Relief flooded Lenore’s vocal chords. “I called you. Several times. Why didn’t you pick up?”
“You won’t believe what happened.” Charity raced down the hall, a disheveled whirlwind of dark hair. “This guy just—“ She spun back to face her and threw out her hands. “—just appeared in my kitchen, completely naked, was just all of a sudden there.”
“What?” Lenore’s heart dropped. Had the yuppies found Charity instead of her? Why would they get naked? “Someone broke in? Are you okay?”
“No. Yes, yes, I’m okay. No, he didn’t break in. I’m telling you he just materialized in my apartment. Before my eyes. Out of thin air.” Charity’s shoulders went up and down in her frantic excitement.
The walls seemed to tilt sideways as Lenore tried to make sense of what she was hearing. “What?”
Because really,
what?
Charity’s laugh held a touch of hysteria. She grabbed Lenore’s arms to pull her into the library-slash-dining nook. “A sorcerer, Lenore. From the past. One strong enough to open a time rift and seek out a healer.”
Lenore sank down into a chair at the little table, processing as Charity chattered about witches and dungeons, broken bones and her healing abilities enhanced times thousands. Old magic from centuries past. Pure unadulterated magic of light. A wounded Highland sorcerer who traveled through time for a respite from the tortures he was even now enduring—well, in his time—at a witch’s hand. A witch he could not escape without placing his siblings and clan and the magic they guarded at a higher risk.
And she had a name.
Toren Limont.
Lenore flinched in her seat. She knew that name. Had heard of the last High Sorcerer.
But it couldn’t be possible.
She spun out of the chair to quickly search the bookshelves. Where was it? Where was it? Her flea-market shelves were crammed with old texts, even scrolls, anything she could get her hands on. The art of healing fascinated her.
“I can’t believe it. One of the fabled sorcerers of Limont came to you. In the flesh.”
Her body hummed with the possibility of this being true. Ah, there. She tugged the large tome from among others on the second highest shelf.

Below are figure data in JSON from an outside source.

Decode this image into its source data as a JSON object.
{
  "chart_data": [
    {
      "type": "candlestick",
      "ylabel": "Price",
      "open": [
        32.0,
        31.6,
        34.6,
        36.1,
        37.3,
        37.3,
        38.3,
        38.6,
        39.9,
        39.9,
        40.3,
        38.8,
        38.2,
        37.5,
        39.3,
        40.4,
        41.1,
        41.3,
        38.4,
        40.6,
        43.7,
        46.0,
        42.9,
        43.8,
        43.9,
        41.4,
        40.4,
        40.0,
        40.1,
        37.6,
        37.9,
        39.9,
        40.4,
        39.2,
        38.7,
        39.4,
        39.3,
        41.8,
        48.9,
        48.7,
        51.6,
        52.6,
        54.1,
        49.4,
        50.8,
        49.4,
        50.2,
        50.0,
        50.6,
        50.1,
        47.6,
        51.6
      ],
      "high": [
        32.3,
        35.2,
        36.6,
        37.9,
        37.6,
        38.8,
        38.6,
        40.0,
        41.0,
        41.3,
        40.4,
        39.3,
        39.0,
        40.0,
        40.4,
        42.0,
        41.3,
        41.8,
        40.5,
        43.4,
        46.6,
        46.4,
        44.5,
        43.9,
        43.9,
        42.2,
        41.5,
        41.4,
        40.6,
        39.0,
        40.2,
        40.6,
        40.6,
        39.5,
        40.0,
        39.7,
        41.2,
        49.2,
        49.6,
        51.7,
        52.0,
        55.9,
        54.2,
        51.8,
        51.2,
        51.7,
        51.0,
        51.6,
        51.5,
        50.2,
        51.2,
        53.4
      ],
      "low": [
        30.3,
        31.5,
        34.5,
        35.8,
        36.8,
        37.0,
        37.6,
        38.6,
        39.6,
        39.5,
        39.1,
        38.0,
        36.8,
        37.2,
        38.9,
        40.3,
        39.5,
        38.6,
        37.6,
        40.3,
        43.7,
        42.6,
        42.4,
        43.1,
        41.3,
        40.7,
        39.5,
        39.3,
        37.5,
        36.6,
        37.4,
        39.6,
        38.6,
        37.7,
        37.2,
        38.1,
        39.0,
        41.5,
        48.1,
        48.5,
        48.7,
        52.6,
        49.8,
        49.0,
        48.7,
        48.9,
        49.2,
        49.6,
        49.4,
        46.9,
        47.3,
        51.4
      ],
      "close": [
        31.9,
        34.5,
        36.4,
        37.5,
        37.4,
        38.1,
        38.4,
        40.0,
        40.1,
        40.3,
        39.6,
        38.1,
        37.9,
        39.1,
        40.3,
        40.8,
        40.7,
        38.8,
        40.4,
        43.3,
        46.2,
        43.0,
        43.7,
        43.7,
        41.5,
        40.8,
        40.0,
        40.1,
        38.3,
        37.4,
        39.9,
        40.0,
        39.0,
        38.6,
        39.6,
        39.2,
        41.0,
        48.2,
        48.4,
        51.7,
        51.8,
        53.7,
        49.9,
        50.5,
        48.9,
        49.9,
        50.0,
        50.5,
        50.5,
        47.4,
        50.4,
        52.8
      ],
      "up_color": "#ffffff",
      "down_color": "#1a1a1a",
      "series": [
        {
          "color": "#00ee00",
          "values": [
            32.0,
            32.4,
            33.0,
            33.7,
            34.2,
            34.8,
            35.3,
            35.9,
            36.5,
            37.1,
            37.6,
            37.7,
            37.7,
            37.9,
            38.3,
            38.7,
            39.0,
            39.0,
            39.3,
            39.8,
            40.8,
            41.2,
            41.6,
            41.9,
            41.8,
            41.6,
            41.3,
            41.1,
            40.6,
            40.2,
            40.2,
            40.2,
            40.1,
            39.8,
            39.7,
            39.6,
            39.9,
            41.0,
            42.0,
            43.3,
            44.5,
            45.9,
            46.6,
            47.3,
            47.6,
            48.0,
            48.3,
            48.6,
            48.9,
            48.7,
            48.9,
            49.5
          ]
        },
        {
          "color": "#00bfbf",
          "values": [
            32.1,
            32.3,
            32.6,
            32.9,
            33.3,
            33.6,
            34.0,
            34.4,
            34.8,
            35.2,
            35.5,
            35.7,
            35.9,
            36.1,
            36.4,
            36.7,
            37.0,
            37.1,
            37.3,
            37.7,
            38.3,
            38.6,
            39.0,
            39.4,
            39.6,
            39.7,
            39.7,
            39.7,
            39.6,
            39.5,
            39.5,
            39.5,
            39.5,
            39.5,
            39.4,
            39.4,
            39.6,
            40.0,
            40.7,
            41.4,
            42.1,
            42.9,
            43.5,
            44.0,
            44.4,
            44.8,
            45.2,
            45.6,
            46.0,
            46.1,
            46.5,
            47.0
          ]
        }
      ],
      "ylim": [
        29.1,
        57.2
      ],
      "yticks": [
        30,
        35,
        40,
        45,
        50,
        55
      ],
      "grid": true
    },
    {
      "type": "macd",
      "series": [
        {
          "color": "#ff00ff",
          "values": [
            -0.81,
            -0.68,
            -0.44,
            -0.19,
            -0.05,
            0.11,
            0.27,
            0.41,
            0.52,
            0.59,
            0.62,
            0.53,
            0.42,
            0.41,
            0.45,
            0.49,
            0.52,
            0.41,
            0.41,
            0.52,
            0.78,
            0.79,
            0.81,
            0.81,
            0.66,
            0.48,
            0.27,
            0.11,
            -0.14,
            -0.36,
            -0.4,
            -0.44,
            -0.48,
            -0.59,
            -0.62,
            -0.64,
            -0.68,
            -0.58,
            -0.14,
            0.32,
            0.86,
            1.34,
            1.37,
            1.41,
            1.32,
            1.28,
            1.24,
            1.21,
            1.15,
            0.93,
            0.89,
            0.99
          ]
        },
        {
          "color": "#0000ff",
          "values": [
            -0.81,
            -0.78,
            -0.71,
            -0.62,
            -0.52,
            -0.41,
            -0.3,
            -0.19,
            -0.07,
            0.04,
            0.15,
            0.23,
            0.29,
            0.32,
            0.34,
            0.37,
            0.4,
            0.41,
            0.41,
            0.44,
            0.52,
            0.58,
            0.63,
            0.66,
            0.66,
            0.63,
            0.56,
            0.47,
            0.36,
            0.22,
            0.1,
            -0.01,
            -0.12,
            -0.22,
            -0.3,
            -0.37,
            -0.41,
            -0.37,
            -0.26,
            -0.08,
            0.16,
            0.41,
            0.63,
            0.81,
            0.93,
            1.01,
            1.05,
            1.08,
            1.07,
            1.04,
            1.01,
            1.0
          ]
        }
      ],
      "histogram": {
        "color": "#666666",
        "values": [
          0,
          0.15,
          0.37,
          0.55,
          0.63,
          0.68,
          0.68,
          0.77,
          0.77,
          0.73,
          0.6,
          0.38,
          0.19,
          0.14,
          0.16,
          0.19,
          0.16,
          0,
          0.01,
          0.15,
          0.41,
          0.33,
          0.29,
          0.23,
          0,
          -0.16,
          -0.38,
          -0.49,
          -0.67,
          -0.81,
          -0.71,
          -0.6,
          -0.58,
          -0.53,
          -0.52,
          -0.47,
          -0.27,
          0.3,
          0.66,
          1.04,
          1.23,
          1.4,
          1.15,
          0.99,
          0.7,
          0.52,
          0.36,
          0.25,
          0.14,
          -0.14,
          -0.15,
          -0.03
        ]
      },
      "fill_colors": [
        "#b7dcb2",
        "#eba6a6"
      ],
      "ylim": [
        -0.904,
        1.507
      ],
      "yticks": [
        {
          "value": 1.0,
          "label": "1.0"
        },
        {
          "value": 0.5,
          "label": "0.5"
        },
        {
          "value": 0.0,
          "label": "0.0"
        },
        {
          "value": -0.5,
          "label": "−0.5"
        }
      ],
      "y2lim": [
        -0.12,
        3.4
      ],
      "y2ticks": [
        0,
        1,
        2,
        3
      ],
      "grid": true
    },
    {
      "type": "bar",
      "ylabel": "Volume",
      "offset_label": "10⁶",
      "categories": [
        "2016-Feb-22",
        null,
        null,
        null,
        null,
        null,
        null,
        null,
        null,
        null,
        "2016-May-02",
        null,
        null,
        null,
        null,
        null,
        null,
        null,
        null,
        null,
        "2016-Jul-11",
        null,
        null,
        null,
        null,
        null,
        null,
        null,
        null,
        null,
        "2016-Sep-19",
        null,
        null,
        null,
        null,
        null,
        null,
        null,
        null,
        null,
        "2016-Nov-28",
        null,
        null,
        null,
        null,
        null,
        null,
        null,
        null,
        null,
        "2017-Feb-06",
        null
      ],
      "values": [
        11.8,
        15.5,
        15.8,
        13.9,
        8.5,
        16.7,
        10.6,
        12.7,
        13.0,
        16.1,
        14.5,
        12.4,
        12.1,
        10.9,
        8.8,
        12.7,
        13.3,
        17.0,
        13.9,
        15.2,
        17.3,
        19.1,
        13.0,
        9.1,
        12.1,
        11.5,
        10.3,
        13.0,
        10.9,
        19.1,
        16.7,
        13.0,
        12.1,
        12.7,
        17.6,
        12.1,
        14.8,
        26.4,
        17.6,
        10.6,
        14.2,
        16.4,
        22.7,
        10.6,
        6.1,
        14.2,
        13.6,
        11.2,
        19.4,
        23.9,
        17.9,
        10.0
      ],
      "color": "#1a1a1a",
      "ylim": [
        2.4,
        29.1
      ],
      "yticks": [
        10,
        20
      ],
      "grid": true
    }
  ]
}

“In nothing but his flesh.” Charity grabbed the other side of the old book and together they brought it to the table.
“You sure it’s in here?”
“Oh yeah, I remember reading about it when I first convinced mom to let me look at the book.” It was impossible. The name had to be a coincidence. No way had the High Sorcerer of Limont time-traveled into Charity’s apartment. Things like that didn’t happen anymore. Not on days when she had a mysterious man of her own to figure out. One looking for Charity.
“You were ten.”
Huh? Oh. Lenore shrugged a shoulder. “It was a romantic story, an entire clan, every individual gifted with some form of magic as long as they remained the protectors of man… And then all of them vanished. Poof.” It was an incredible story, like a fairy tale. “The village must have fallen to ruin because no one knows where it once was.”
She took her gloves from the little carved box on the table. The pages were too old to let the oils in her fingers damage them.